Early detection of solid tumors remains a major medical challenge, and there is a need for approaches with high sensitivity and specificity to detect them. Mass cytometry time-of-flight (CyTOF) is a powerful technique for profiling immune cells, which could potentially be applied to tumor detection.
In a recent study, researchers attempted to establish diagnostic models for two types of solid tumors: hepatocellular carcinoma (HCC) and pancreatic ductal adenocarcinoma (PDAC). The study published in the Gut involved CyTOF analysis of peripheral blood from 2348 participants from 15 centers, including healthy volunteers, participants with hepatic diseases, and those with pancreatic diseases.
The researchers constructed diagnostic models using a random forest algorithm and validated them in subgroups. The PBIScore performed well in detecting HCC and PDAC, with sensitivity and specificity being around 80% in the validation cohorts.
Researchers have highlighted the need for novel tools for the early-stage detection of malignant tumors, such as hepatocellular carcinoma (HCC) and pancreatic ductal adenocarcinoma (PDAC), due to the insidious onset of these types of cancers leading to a delay in diagnosis and treatment. Routine serological tests used in the clinic are limited by their low sensitivity or specificity, and novel screening methods are urgently needed.
One emerging technique is liquid biopsy, mainly detecting circulating tumor DNA (ctDNA), cell-free RNAs, circulating tumor cells, and exosomes. While these strategies have shown potential in detecting HCC, no well-accepted liquid biopsy strategies for tumor detection exist. Recent developments in immunotherapy have changed the decision-making of cancer treatment, and the rapid development of immunotherapy has deepened our understanding of the relationship between cancer and the immune system.
The study of tumor-induced systemic dysfunction of the immune microenvironment using mouse models, for example, has revealed the potential to restore immune function through tumour resection. Moreover, the number and status of immune cells change dynamically during tumor progression, with the occurrence and development of tumors often accompanied by systemic immune disturbance and alternations of peripheral immune cells.
To test the value of peripheral blood immune cells in tumor detection, a large-volume, multicentre study has been launched using mass cytometry by time-of-flight (CyTOF), a newly developed technology that can profile the composition and number of immune cells.
The study aims to establish diagnostic models for HCC and PDAC using CyTOF and to understand the logic underlying the models for better clinical application. Hopefully, immune profiling of the circulation using CyTOF may improve the early-stage detection of these malignant tumors.

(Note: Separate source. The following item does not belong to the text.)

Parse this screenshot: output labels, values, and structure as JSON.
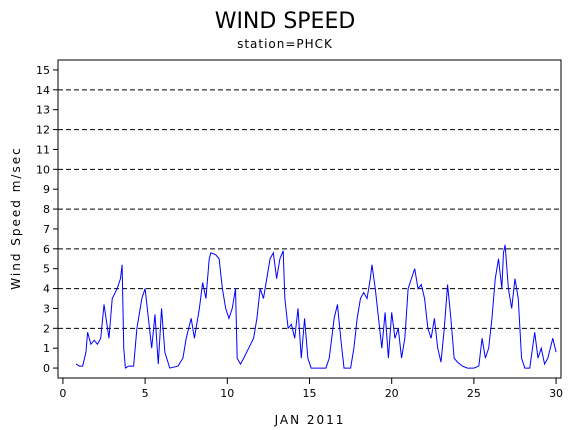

CyTOF analysis on human peripheral blood has shown promise in detecting early-stage hepatocellular carcinoma (HCC) and pancreatic ductal adenocarcinoma (PDAC). The study used high-dimensional profiling to discover differences in immune cell populations in peripheral blood. Subsequently, it used selected parameters to generate tumor detection models with high sensitivity and specificity.
The study found that hints of tumors in peripheral blood might exist soon after tumor initiation, supporting the concept of analyzing systemic immunity for early tumor detection. Key cell subsets responsible for the efficacy of the models, such as naïve CD4+ T cells, naïve CD8+ T cells, and CD39+ monocytes.